Congratulations to Daniel Wonjae Chung, MD, PhD (postdoctoral scholar), who, along with his mentor David Lewis, MD (Distinguished Professor of Psychiatry and Neuroscience, Thomas Detre Professor of Academic Psychiatry), received the American Psychiatric Association 2024 Kempf Fund Award for Research Development in Psychobiological Psychiatry! The Kempf Award is given to support the career development of a young research psychiatrist working with a senior researcher who has made a significant contribution to research on the causes and treatment of schizophrenia as a researcher and as a mentor.

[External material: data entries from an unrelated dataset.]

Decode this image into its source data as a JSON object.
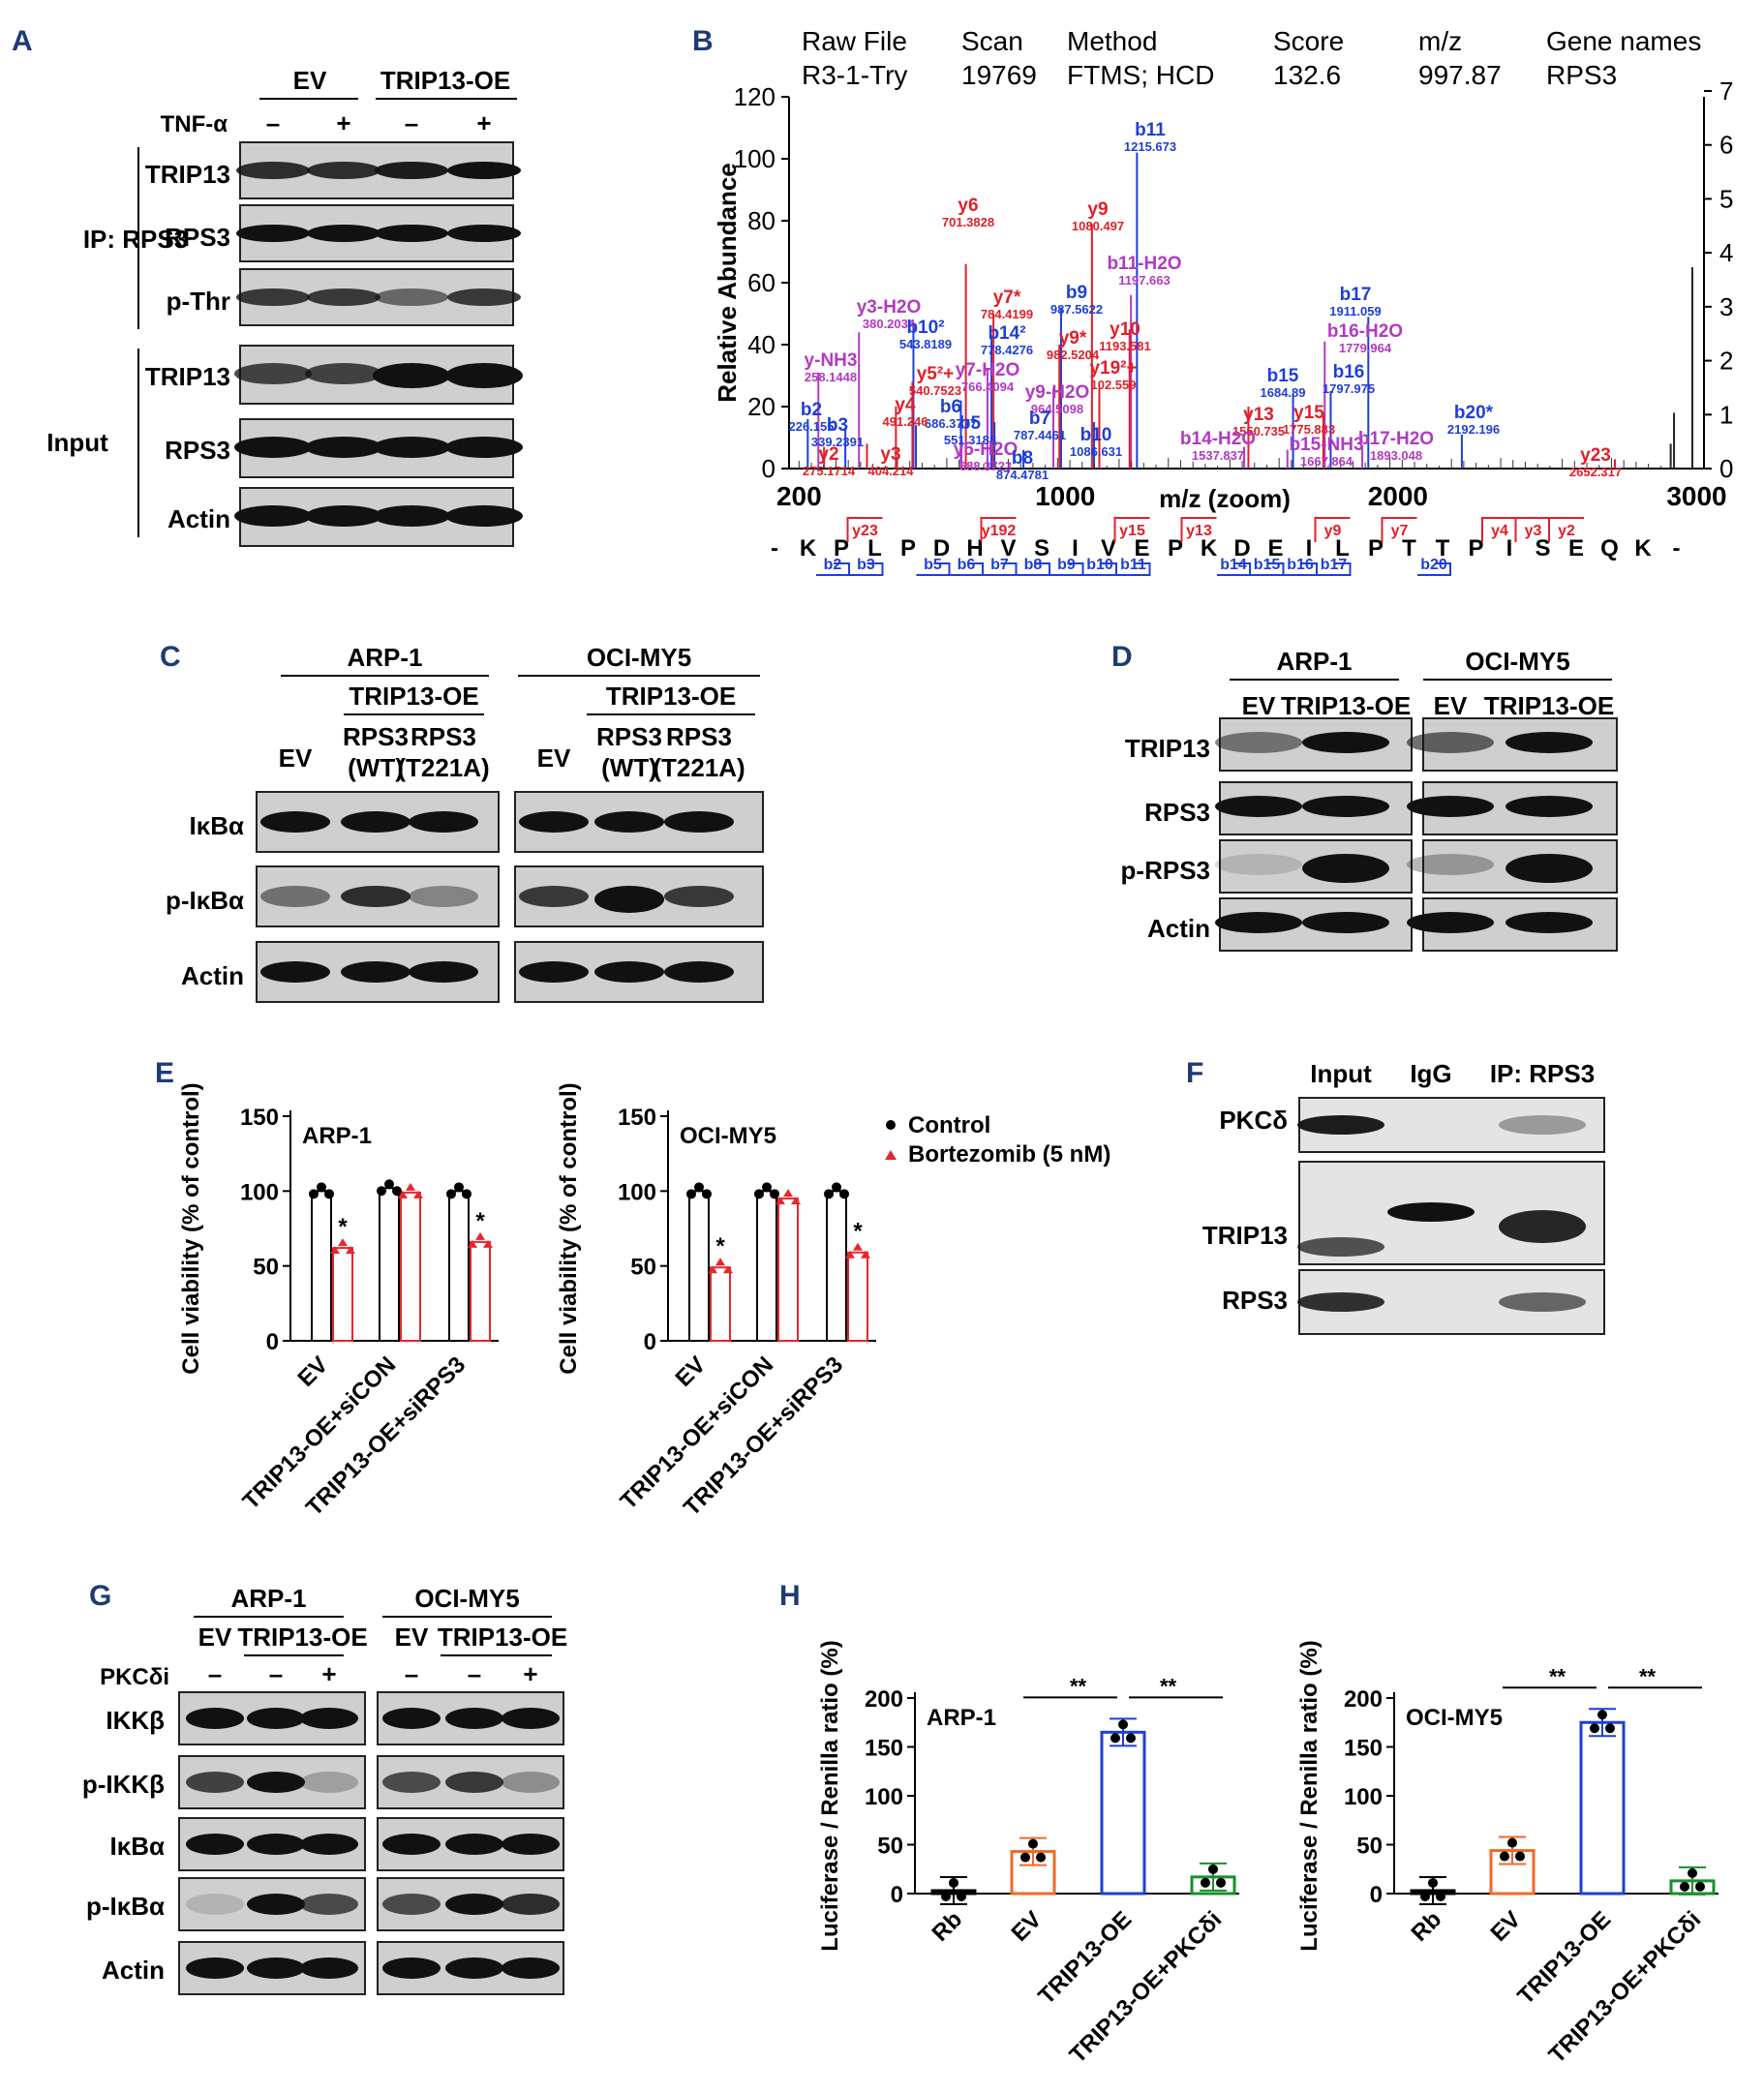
{
  "panel_letters": {
    "A": "A",
    "B": "B",
    "C": "C",
    "D": "D",
    "E": "E",
    "F": "F",
    "G": "G",
    "H": "H"
  },
  "colors": {
    "letter": "#1f3b73",
    "b_ion": "#1f3fd6",
    "y_ion": "#e0202a",
    "loss": "#b23ac2",
    "red": "#e8262c",
    "blue": "#1f3fd6",
    "orange": "#f06a25",
    "green": "#1a8f2c"
  },
  "panelA": {
    "groups": [
      "EV",
      "TRIP13-OE"
    ],
    "treat_label": "TNF-α",
    "treat_signs": [
      "–",
      "+",
      "–",
      "+"
    ],
    "ip_label": "IP: RPS3",
    "input_label": "Input",
    "ip_rows": [
      "TRIP13",
      "RPS3",
      "p-Thr"
    ],
    "input_rows": [
      "TRIP13",
      "RPS3",
      "Actin"
    ]
  },
  "panelB": {
    "header_keys": [
      "Raw File",
      "Scan",
      "Method",
      "Score",
      "m/z",
      "Gene names"
    ],
    "header_vals": [
      "R3-1-Try",
      "19769",
      "FTMS; HCD",
      "132.6",
      "997.87",
      "RPS3"
    ],
    "ylabel": "Relative Abundance",
    "xlabel": "m/z (zoom)",
    "yticks_left": [
      "0",
      "20",
      "40",
      "60",
      "80",
      "100",
      "120"
    ],
    "yticks_right": [
      "0",
      "1",
      "2",
      "3",
      "4",
      "5",
      "6",
      "7"
    ],
    "xticks": [
      "200",
      "1000",
      "2000",
      "3000"
    ],
    "peptide": [
      "-",
      "K",
      "P",
      "L",
      "P",
      "D",
      "H",
      "V",
      "S",
      "I",
      "V",
      "E",
      "P",
      "K",
      "D",
      "E",
      "I",
      "L",
      "P",
      "T",
      "T",
      "P",
      "I",
      "S",
      "E",
      "Q",
      "K",
      "-"
    ],
    "y_ions_top": [
      "y23",
      "y192",
      "y15",
      "y13",
      "y9",
      "y7",
      "y4",
      "y3",
      "y2"
    ],
    "b_ions_bottom": [
      "b2",
      "b3",
      "b5",
      "b6",
      "b7",
      "b8",
      "b9",
      "b10",
      "b11",
      "b14",
      "b15",
      "b16",
      "b17",
      "b20"
    ],
    "labels": [
      {
        "t": "b11",
        "v": "1215.673",
        "c": "b"
      },
      {
        "t": "y6",
        "v": "701.3828",
        "c": "y"
      },
      {
        "t": "y9",
        "v": "1080.497",
        "c": "y"
      },
      {
        "t": "b11-H2O",
        "v": "1197.663",
        "c": "l"
      },
      {
        "t": "y7*",
        "v": "784.4199",
        "c": "y"
      },
      {
        "t": "b9",
        "v": "987.5622",
        "c": "b"
      },
      {
        "t": "y3-H2O",
        "v": "380.2034",
        "c": "l"
      },
      {
        "t": "b17",
        "v": "1911.059",
        "c": "b"
      },
      {
        "t": "b10²",
        "v": "543.8189",
        "c": "b"
      },
      {
        "t": "b14²",
        "v": "778.4276",
        "c": "b"
      },
      {
        "t": "y9*",
        "v": "982.5204",
        "c": "y"
      },
      {
        "t": "y10",
        "v": "1193.581",
        "c": "y"
      },
      {
        "t": "b16-H2O",
        "v": "1779.964",
        "c": "l"
      },
      {
        "t": "y-NH3",
        "v": "258.1448",
        "c": "l"
      },
      {
        "t": "y7-H2O",
        "v": "766.4094",
        "c": "l"
      },
      {
        "t": "y19²+",
        "v": "102.559",
        "c": "y"
      },
      {
        "t": "y5²+",
        "v": "540.7523",
        "c": "y"
      },
      {
        "t": "y9-H2O",
        "v": "964.5098",
        "c": "l"
      },
      {
        "t": "b15",
        "v": "1684.89",
        "c": "b"
      },
      {
        "t": "b16",
        "v": "1797.975",
        "c": "b"
      },
      {
        "t": "b6",
        "v": "686.3777",
        "c": "b"
      },
      {
        "t": "y4",
        "v": "491.246",
        "c": "y"
      },
      {
        "t": "b2",
        "v": "226.155",
        "c": "b"
      },
      {
        "t": "b3",
        "v": "339.2391",
        "c": "b"
      },
      {
        "t": "b5",
        "v": "551.3188",
        "c": "b"
      },
      {
        "t": "b7",
        "v": "787.4461",
        "c": "b"
      },
      {
        "t": "y13",
        "v": "1550.735",
        "c": "y"
      },
      {
        "t": "y15",
        "v": "1775.883",
        "c": "y"
      },
      {
        "t": "b20*",
        "v": "2192.196",
        "c": "b"
      },
      {
        "t": "y2",
        "v": "275.1714",
        "c": "y"
      },
      {
        "t": "y3",
        "v": "404.214",
        "c": "y"
      },
      {
        "t": "y5-H2O",
        "v": "688.3723",
        "c": "l"
      },
      {
        "t": "b8",
        "v": "874.4781",
        "c": "b"
      },
      {
        "t": "b10",
        "v": "1086.631",
        "c": "b"
      },
      {
        "t": "b14-H2O",
        "v": "1537.837",
        "c": "l"
      },
      {
        "t": "b15-NH3",
        "v": "1667.864",
        "c": "l"
      },
      {
        "t": "b17-H2O",
        "v": "1893.048",
        "c": "l"
      },
      {
        "t": "y23",
        "v": "2652.317",
        "c": "y"
      }
    ]
  },
  "panelC": {
    "cells": [
      "ARP-1",
      "OCI-MY5"
    ],
    "oe": "TRIP13-OE",
    "lanes": [
      [
        "EV",
        ""
      ],
      [
        "RPS3",
        "(WT)"
      ],
      [
        "RPS3",
        "(T221A)"
      ]
    ],
    "rows": [
      "IκBα",
      "p-IκBα",
      "Actin"
    ]
  },
  "panelD": {
    "cells": [
      "ARP-1",
      "OCI-MY5"
    ],
    "lanes": [
      "EV",
      "TRIP13-OE"
    ],
    "rows": [
      "TRIP13",
      "RPS3",
      "p-RPS3",
      "Actin"
    ]
  },
  "panelF": {
    "lanes": [
      "Input",
      "IgG",
      "IP: RPS3"
    ],
    "rows": [
      "PKCδ",
      "TRIP13",
      "RPS3"
    ]
  },
  "panelG": {
    "cells": [
      "ARP-1",
      "OCI-MY5"
    ],
    "lanes": [
      "EV",
      "TRIP13-OE"
    ],
    "treat_label": "PKCδi",
    "signs": [
      "–",
      "–",
      "+"
    ],
    "rows": [
      "IKKβ",
      "p-IKKβ",
      "IκBα",
      "p-IκBα",
      "Actin"
    ]
  },
  "chart_data": [
    {
      "panel": "E",
      "type": "bar",
      "title": "ARP-1",
      "ylabel": "Cell viability (% of control)",
      "ylim": [
        0,
        150
      ],
      "yticks": [
        "0",
        "50",
        "100",
        "150"
      ],
      "categories": [
        "EV",
        "TRIP13-OE+siCON",
        "TRIP13-OE+siRPS3"
      ],
      "series": [
        {
          "name": "Control",
          "values": [
            100,
            102,
            100
          ]
        },
        {
          "name": "Bortezomib (5 nM)",
          "values": [
            62,
            99,
            66
          ]
        }
      ],
      "significance": [
        [
          "",
          "*"
        ],
        [
          "",
          ""
        ],
        [
          "",
          "*"
        ]
      ]
    },
    {
      "panel": "E",
      "type": "bar",
      "title": "OCI-MY5",
      "ylabel": "Cell viability (% of control)",
      "ylim": [
        0,
        150
      ],
      "yticks": [
        "0",
        "50",
        "100",
        "150"
      ],
      "categories": [
        "EV",
        "TRIP13-OE+siCON",
        "TRIP13-OE+siRPS3"
      ],
      "series": [
        {
          "name": "Control",
          "values": [
            100,
            100,
            100
          ]
        },
        {
          "name": "Bortezomib (5 nM)",
          "values": [
            49,
            95,
            59
          ]
        }
      ],
      "significance": [
        [
          "",
          "*"
        ],
        [
          "",
          ""
        ],
        [
          "",
          "*"
        ]
      ]
    },
    {
      "panel": "H",
      "type": "bar",
      "title": "ARP-1",
      "ylabel": "Luciferase / Renilla ratio (%)",
      "ylim": [
        0,
        200
      ],
      "yticks": [
        "0",
        "50",
        "100",
        "150",
        "200"
      ],
      "categories": [
        "Rb",
        "EV",
        "TRIP13-OE",
        "TRIP13-OE+PKCδi"
      ],
      "values": [
        3,
        43,
        165,
        17
      ],
      "sig_brackets": [
        "**",
        "**"
      ]
    },
    {
      "panel": "H",
      "type": "bar",
      "title": "OCI-MY5",
      "ylabel": "Luciferase / Renilla ratio (%)",
      "ylim": [
        0,
        200
      ],
      "yticks": [
        "0",
        "50",
        "100",
        "150",
        "200"
      ],
      "categories": [
        "Rb",
        "EV",
        "TRIP13-OE",
        "TRIP13-OE+PKCδi"
      ],
      "values": [
        3,
        44,
        175,
        13
      ],
      "sig_brackets": [
        "**",
        "**"
      ]
    }
  ]
}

Dr. Chung conducts research with the Pitt Department of Psychiatry’s National Institute of Mental Health (NIMH)-funded Training in Transformative Discovery in Psychiatry T32 program. He investigates the cortical circuitry of schizophrenia across multiple levels of resolution, ranging from organization of synaptic proteins to synaptic microphysiology and to neural oscillation dynamics. Dr. Chung identifies mechanistic links that integrate his findings by combining postmortem human brain studies with computational modeling, enabling the generation of a multi-scale view of cortical circuit abnormalities in schizophrenia, in order to potentially identify circuit-based therapeutic targets for the core cognitive symptoms of schizophrenia. He has published his research in journals including the American Journal of Psychiatry, the Proceedings of the National Academy of Sciences, and Neuropsychopharmacology.

Dr. Lewis has served as Dr. Chung’s mentor since beginning his MD/PhD at the University of Pittsburgh. Dr. Lewis is an internationally recognized expert in the neurobiology of schizophrenia, specifically the alterations in cortical neural circuitry that are the core substrate of this illness.

Please join us in congratulating Dr. Chung and Dr. Lewis!